Investment Scams More Complex

    LANSING — Mutual fund business practices and variable annuities made the list of the top scams, schemes and scandals that investors might come across this year.

    The state Office of Financial and Insurance Services released the 10 most-likely frauds to be making the rounds in 2004 and warned investors that these swindles are becoming more multifaceted and confusing.

    “Investors face a complex maze of scams, schemes and scandals,” said Linda Watters, OFIS commissioner.

    “It pays to remember that if an investment opportunity sounds too good to be true, it usually is,” added Watters.

    The North American Securities Administrators Association (NASAA), to which Watters belongs, compiled the list of potential frauds from its annual national survey of state securities enforcement officials. Topping that list is the timeless Ponzi scheme.

    Named after Charles Ponzi, who bilked investors out of $10 million in the early 1900s, the scheme promises high returns on investments that are never made. Instead, money that comes from previous investors is used to pay more recent ones and to attract new ones.

    Last year, a Tennessee attorney and a securities dealer from Mississippi pled guilty to 58 counts of investment fraud from a classic Ponzi scheme that cheated investors in four states out of $10.2 million.

    But new to this year’s list are mutual fund practices and variable annuities.

    “Our fight against fraud never stops because each year con artists discover new ways to fleece the public. Sadly, many of the age-old scams still work to cheat victims of their hard-earned savings as well,” said Ralph Lambiase, director of the Connecticut Division of Securities and NASAA president.

    Following Ponzi schemes on NASAA’s top 10 list, in order, were senior investment fraud, promissory notes, unscrupulous brokers, affinity fraud, insurance agents and other unlicensed securities sellers, prime bank schemes, Internet fraud, mutual fund business practices and variable annuities.

    Even though many of the schemes may be old, like the prime bank scheme, perpetrators always seem to find new investors. Five Oklahoma men were convicted last year on charges stemming from a PB scheme in which 5,000 investors lost $14.6 million. Two California men were sent to prison last year for bilking 30 people out of $3.46 million. Also last year, the FBI reported that it had targeted 100 individuals involved in prime bank schemes that cheated investors out of $500 million.

    A prime bank scheme promises vulnerable investors triple-digit returns via access to the portfolios of the world’s elite banks. A come-on often used in this standard ploy is that investors will get “risk-free guaranteed high-yield instruments.”

    But it’s not just the stereotypical Hollywood con man that is using deceptive practices.

    Last October, U.S. Bancorp Piper Jaffray agreed to pay $2.6 million to settle a complaint by the state of Montana, which accused the investment firm of unethical business practices and fraudulent securities dealing. State regulators accused a broker in the firm’s Butte office of making more than 6,000 unauthorized trades between 1997 and 2001.

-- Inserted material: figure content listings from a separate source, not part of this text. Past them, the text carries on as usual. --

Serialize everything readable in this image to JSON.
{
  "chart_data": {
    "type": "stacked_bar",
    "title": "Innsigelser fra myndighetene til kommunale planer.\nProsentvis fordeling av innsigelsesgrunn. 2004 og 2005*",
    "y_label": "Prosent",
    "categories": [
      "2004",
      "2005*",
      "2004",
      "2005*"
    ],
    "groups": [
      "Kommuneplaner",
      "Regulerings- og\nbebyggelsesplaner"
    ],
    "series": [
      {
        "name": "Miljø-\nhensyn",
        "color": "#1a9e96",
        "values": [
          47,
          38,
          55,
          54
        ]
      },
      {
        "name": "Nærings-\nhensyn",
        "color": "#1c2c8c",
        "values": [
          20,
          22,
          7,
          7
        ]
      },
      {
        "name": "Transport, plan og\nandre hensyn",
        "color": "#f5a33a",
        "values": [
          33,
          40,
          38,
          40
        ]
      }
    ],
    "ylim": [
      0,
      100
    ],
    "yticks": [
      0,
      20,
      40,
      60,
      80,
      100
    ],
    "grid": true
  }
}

    Authorities said the broker generated commissions for himself and the firm, even though the trades turned conservative retirement accounts into risky portfolios. They said some trades were made for a customer who was in a coma, and more were made after he died.

    Scandals in the mutual fund industry are drawing more complaints from investors, showing that some fund managers are putting their own interests ahead of their clients’. More than a dozen mutual funds are being investigated, others have been charged, some have settled with state regulators, and some have pled guilty to fraud.

    Concerns surrounding variable annuities are that investors aren’t being told about high surrender charges and the steep commissions that agents earn when they move investors into these investments. Another is that investors are being misled into thinking that these annuities have fixed returns, when the returns are tied to the stock market.

    “Variable annuities make sense only for consumers willing to invest for 10 years or longer, that they are not suitable for many retirees who cannot afford to lock up their money for a long time,” said Watters.

    OFIS and NASAA offer information on how to avoid becoming a victim to these scams and how to file a complaint. Go to and click on the “Financial Direction” icon, or to and click on the “Fraud Center” icon.

    “Education and awareness,” said Watters, “are an investor’s best defense against fraud.”